Hedge funds and endowments will be required to disclose how they vote on executive compensation proposals and all institutional investors will have to share the impact of stock-lending on their voting, according to a new rule proposed by the Securities and Exchange Commission (SEC) on Wednesday.
The policy would stipulate that fund managers with over $100 million in assets report their “say on pay” votes to investors in N-PX filings, a requirement that currently only applies to index and mutual funds.
Suggestions that the rules be limited to positions worth more than $200,000 were dismissed by the SEC, it revealed in the proposal.
Another part of the proposed rules would require both new and existing filers of NP-X filings, which disclose voting behavior over the past 12 months, to categorize votes by proposal type and provide information on the impact of stock-lending on the amount of votes cast.
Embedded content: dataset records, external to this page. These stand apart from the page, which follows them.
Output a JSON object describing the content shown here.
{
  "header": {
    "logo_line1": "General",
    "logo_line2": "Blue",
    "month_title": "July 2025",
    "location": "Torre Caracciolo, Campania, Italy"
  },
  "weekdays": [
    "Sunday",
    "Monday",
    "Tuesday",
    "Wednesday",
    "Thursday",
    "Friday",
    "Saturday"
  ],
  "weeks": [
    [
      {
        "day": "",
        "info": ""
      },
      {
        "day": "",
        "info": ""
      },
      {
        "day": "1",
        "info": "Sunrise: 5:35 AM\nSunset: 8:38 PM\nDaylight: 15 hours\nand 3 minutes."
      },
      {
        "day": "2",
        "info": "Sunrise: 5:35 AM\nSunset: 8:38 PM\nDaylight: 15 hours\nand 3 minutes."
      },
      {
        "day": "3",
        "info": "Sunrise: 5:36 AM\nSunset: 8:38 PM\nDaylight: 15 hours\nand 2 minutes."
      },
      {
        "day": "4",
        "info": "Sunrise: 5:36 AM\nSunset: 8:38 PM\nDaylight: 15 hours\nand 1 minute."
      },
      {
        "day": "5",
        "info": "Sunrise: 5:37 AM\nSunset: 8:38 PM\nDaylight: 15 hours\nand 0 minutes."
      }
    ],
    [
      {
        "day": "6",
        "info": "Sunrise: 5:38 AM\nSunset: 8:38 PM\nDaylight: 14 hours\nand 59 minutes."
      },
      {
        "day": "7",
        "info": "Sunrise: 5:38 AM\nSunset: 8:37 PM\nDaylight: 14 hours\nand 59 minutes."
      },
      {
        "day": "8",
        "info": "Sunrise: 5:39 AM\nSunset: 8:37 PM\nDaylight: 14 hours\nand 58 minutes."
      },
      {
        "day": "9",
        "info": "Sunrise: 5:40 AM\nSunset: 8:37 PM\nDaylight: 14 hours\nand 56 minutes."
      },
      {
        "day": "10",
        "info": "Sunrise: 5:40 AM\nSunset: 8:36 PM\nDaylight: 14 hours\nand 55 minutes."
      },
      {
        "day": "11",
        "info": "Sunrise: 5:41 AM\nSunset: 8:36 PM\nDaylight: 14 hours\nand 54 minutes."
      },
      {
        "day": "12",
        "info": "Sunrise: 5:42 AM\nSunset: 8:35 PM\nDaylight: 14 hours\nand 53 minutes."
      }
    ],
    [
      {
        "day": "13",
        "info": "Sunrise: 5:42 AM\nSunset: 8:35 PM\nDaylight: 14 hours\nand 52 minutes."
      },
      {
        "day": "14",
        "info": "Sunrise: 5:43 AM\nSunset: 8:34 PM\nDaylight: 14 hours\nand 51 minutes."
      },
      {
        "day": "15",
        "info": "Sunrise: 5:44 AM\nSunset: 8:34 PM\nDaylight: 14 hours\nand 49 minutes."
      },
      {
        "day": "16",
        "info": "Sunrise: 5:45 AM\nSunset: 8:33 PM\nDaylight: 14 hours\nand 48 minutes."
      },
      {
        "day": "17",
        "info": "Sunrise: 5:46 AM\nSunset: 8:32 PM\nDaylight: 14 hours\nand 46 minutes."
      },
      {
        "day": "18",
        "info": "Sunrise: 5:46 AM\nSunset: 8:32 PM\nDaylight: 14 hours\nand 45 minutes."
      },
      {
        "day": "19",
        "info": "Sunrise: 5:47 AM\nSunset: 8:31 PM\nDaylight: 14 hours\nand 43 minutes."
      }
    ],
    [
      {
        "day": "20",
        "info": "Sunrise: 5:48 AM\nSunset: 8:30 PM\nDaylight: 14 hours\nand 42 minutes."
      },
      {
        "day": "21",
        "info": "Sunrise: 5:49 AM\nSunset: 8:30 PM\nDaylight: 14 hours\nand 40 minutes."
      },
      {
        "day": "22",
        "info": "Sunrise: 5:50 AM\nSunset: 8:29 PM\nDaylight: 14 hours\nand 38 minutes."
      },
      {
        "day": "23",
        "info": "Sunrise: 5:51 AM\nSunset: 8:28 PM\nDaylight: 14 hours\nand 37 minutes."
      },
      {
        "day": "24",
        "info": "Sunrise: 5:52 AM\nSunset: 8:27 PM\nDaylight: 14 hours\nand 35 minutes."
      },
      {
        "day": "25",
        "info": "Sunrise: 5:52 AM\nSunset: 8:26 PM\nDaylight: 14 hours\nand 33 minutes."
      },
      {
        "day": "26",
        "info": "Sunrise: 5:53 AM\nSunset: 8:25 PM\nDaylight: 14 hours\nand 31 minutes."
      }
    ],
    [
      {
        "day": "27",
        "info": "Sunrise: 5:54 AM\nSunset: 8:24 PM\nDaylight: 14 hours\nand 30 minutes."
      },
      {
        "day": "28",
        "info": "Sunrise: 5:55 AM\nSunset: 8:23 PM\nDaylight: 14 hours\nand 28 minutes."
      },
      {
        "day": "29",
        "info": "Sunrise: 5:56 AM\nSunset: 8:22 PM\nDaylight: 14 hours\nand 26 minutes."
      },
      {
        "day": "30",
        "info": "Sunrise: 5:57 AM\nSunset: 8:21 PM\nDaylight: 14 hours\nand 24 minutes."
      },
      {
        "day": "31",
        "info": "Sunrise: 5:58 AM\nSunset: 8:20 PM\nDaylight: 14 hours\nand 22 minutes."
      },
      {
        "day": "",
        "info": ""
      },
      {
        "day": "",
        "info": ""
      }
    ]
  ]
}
The proposed rules intend to aid “transparency” and help investors “more easily understand and analyze proxy voting information,” said SEC chair Gary Gensler.
Republican Commissioner Elad Roisman lent cautious support to the proposed policy and N-PX amendments, saying that he wanted the issues to be subject to public comments.
“When I have reviewed forms N-PX, I have found it frustrating to see funds list their votes on agenda items opaquely labeled as ‘miscellaneous’ and have to look up the relevant issuer’s proxy statement in order to understand what matters the funds were considering,” Roisman said in a statement. “Additionally, I can see how having forms filed electronically can allow investors to more easily analyze the content. So, to the extent the proposed N-PX amendments aim to update the form in these ways, I am supportive.”
However, he expressed concern about the disclosure categories being based on the 2020 proxy season, when ESG issues soared in prominence, saying this could “be underscoring the importance of these issues to all investors for years to come.”
Commissioner Allison Herren Lee also described the proposed rules as “long overdue,” helping to bring “greater transparency to how intermediaries cast votes on behalf of investors.”
The proposals will be subject to a 60-day period of public consultation before further action can take place. The regulator has encouraged the public to “weigh in” and provide comments.